A oggi, le evidenze scientifiche più recenti sui possibili farmaci contro la Covid-19 sono raccolte ad esempio in questo articolo, aggiornato al 17 dicembre 2020, del British Medical Journal, che contiene anche una utile visualizzazione interattiva e nella mappatura costantemente aggiornata sugli studi clinici, supportata dall’Organizzazione mondiale della sanità (Oms), del progetto Covid-Nma, disponibile qui.

Tra i farmaci che compongono lo schema terapeutico del Comitato, solo eparina e desametasone hanno effettivamente dimostrato di mitigare il decorso della Covid-19 in studi clinici in doppio cieco: la prima agisce sulla coagulazione del sangue, il secondo mitiga le reazioni eccessive del sistema immunitario. Questi farmaci sono parte dell’attuale protocollo previsto dal Ministero della Salute, anche se l’uso è previsto solo in casi molto specifici.

Il consenso scientifico su idrossiclorochina e azitromicina è invece negativo: numerosi studi clinici, in varie condizioni, non hanno mostrato un effetto positivo sulla Covid-19. Per questo l’Aifa al momento non raccomanda né idrossiclorochinaazitromicina nella terapia della Covid-19. In questo l’Aifa è coerente con quanto affermato dall’Oms, dall’European Medicine Agency (Ema) e dalla Food and Drug Administration (Fda) statunitense.

Su altri supplementi nutrizionali, come la vitamina D, o farmaci come la colchicina, al momento non ci sono prove significative. L’uso di farmaci che non si sono dimostrati efficaci, o su cui c’è ancora molta incertezza, è il nodo cruciale su cui il Comitato si trova in contrasto con la comunità scientifica e con gli attuali protocolli di cura domiciliare del Ministero della Salute.

Vediamo in dettaglio un esempio importante, quello dell’idrossiclorochina, per capire meglio la controversia.
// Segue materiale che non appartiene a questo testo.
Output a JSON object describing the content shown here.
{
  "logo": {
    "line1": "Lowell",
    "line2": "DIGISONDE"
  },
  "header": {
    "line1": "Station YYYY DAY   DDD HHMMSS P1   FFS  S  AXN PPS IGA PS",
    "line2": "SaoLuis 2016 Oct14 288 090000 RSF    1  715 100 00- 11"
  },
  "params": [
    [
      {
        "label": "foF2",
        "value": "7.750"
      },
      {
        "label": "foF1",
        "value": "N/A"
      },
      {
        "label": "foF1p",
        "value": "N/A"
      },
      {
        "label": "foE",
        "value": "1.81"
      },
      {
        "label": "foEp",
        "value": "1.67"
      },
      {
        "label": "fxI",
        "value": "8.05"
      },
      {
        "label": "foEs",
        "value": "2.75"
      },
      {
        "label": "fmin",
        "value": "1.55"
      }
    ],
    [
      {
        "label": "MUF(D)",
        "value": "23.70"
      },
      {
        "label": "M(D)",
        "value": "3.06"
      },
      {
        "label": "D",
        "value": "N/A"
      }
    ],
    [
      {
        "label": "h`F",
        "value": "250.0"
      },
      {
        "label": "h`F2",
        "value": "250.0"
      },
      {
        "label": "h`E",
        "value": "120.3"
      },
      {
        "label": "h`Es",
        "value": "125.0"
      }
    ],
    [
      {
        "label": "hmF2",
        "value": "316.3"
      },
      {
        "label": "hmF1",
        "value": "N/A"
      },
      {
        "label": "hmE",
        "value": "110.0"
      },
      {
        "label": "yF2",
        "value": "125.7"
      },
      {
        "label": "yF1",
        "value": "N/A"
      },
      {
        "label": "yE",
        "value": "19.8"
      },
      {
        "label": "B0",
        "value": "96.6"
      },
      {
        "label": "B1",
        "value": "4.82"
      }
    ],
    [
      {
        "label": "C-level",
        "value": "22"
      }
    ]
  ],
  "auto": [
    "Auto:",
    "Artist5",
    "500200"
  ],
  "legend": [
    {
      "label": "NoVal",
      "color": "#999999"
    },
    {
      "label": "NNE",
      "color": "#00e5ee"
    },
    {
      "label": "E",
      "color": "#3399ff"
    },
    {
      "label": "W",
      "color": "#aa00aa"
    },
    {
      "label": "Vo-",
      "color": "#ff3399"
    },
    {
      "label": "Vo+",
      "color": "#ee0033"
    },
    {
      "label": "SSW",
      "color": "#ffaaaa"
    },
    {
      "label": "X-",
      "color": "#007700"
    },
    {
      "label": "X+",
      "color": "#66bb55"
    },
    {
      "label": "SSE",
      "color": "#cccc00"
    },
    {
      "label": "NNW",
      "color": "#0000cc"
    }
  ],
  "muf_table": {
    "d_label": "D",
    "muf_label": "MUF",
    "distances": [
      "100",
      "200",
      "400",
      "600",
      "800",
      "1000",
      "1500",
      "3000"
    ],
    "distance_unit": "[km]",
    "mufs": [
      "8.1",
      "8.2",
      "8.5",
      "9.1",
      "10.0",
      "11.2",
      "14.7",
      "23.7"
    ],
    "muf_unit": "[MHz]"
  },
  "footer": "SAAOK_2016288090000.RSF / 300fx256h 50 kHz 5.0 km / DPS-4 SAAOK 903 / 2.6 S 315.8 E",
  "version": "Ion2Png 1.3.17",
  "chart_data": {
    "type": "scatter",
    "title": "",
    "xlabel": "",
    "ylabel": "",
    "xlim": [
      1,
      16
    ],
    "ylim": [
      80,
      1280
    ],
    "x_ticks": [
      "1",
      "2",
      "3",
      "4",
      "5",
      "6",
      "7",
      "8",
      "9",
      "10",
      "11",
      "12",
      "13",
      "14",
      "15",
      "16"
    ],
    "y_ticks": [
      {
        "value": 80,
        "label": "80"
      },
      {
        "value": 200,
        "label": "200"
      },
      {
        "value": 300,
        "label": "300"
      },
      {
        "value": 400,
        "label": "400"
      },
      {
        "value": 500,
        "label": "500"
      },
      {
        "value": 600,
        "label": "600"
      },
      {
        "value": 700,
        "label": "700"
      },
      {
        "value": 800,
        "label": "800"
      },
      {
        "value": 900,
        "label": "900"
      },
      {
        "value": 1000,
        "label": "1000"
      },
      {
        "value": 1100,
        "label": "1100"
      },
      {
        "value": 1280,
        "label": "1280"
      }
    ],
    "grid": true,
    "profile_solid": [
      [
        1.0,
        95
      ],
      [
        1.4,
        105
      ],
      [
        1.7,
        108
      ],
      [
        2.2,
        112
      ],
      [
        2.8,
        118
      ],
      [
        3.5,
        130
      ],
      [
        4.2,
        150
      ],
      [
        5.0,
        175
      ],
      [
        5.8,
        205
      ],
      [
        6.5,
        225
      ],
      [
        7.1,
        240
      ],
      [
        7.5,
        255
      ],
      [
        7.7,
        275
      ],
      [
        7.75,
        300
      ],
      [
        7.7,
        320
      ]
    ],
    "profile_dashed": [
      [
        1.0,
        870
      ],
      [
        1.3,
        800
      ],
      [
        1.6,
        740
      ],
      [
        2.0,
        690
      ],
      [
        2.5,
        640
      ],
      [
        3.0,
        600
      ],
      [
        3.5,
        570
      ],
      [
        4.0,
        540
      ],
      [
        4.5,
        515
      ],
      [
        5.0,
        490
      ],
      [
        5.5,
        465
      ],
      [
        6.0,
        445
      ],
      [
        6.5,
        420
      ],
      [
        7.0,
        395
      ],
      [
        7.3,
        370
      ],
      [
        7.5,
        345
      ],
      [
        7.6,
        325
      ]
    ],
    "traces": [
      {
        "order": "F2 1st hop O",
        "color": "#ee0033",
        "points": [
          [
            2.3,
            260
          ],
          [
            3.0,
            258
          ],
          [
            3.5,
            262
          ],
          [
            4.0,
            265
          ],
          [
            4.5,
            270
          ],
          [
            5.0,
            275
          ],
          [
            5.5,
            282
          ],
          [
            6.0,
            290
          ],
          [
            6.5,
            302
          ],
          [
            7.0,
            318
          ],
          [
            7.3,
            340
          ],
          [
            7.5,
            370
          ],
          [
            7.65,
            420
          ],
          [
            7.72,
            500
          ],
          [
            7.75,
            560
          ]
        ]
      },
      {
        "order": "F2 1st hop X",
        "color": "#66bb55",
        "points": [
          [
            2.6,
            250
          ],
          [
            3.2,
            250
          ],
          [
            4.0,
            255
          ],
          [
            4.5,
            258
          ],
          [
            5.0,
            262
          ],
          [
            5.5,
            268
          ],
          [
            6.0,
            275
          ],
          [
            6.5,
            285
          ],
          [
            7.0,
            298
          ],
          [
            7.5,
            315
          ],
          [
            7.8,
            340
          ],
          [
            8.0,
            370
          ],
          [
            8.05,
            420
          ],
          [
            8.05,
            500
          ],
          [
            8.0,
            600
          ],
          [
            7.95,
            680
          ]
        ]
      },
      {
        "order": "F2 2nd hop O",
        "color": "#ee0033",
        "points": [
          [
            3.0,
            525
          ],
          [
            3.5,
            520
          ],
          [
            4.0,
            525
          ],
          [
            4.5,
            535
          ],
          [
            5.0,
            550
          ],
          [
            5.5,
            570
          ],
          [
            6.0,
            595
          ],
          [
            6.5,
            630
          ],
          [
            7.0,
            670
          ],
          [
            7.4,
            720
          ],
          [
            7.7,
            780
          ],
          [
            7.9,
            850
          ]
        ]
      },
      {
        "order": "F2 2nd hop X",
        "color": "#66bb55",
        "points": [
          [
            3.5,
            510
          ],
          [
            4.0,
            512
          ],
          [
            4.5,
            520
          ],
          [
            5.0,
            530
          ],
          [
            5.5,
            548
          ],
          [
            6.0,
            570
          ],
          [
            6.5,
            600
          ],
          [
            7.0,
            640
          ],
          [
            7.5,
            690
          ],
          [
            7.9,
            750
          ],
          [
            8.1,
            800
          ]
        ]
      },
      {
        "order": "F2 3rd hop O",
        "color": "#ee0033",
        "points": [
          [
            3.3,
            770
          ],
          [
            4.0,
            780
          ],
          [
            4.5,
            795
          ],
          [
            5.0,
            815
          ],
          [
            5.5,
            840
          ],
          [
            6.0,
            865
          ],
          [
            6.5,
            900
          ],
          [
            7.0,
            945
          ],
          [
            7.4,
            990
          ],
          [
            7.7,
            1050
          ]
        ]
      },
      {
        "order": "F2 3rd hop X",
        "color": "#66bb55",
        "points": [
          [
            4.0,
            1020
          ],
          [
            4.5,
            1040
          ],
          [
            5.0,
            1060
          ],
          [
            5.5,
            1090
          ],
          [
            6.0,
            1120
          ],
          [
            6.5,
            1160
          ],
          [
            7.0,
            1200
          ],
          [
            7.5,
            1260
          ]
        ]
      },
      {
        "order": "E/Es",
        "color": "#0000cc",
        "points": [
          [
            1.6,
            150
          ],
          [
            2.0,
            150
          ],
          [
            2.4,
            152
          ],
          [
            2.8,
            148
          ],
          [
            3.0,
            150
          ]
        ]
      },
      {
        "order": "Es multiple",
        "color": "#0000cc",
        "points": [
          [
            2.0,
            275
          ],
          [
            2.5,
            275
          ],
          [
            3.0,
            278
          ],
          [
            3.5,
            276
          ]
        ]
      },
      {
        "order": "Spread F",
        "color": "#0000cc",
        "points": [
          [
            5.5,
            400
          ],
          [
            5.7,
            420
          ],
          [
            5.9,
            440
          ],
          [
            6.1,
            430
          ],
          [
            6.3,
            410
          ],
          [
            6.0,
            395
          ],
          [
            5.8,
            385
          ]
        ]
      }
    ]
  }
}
Il caso dell’idrossiclorochina

Di tutti i farmaci controversi alla base dello schema di terapia domiciliare, quello su cui ruota gran parte della polemica e con più dati a disposizione è la famosa idrossiclorochina. Una storia analoga si potrebbe scrivere per azitromicina, vitamina D e altre terapie proposte dal protocollo.

Nota in Italia col nome commerciale di Plaquenil e originariamente farmaco antimalarico, l’idrossiclorochina è oggi normalmente prescritta contro malattie autoimmuni quali l’artrite reumatoide e il lupus eritematoso. L’idrossiclorochina e la clorochina sono note da tempo per avere un effetto antivirale negli esperimenti in vitro, anche contro il virus Sars-CoV-2 responsabile della Covid-19.

In passato l’idrossiclorochina e la clorochina sono state studiate in laboratorio o in studi clinici e proposte come terapia contro i virus Hiv, Zika, dengue, influenza, epatite C, e altri coronavirus come Sars-Cov-1 e Mers-CoV. Finora però, alla prova degli studi clinici, non è risultata una terapia efficace in nessuno di questi casi. Con la pandemia di Covid-19 l’idrossiclorochina è salita alla ribalta, specie dopo che personalità politiche come l’ex presidente degli Stati Uniti Donald Trump o il presidente brasiliano Jair Bolsonaro ne hanno decantato l’efficacia, così che il farmaco è diventato un caso esemplare di polarizzazione politica della scienza.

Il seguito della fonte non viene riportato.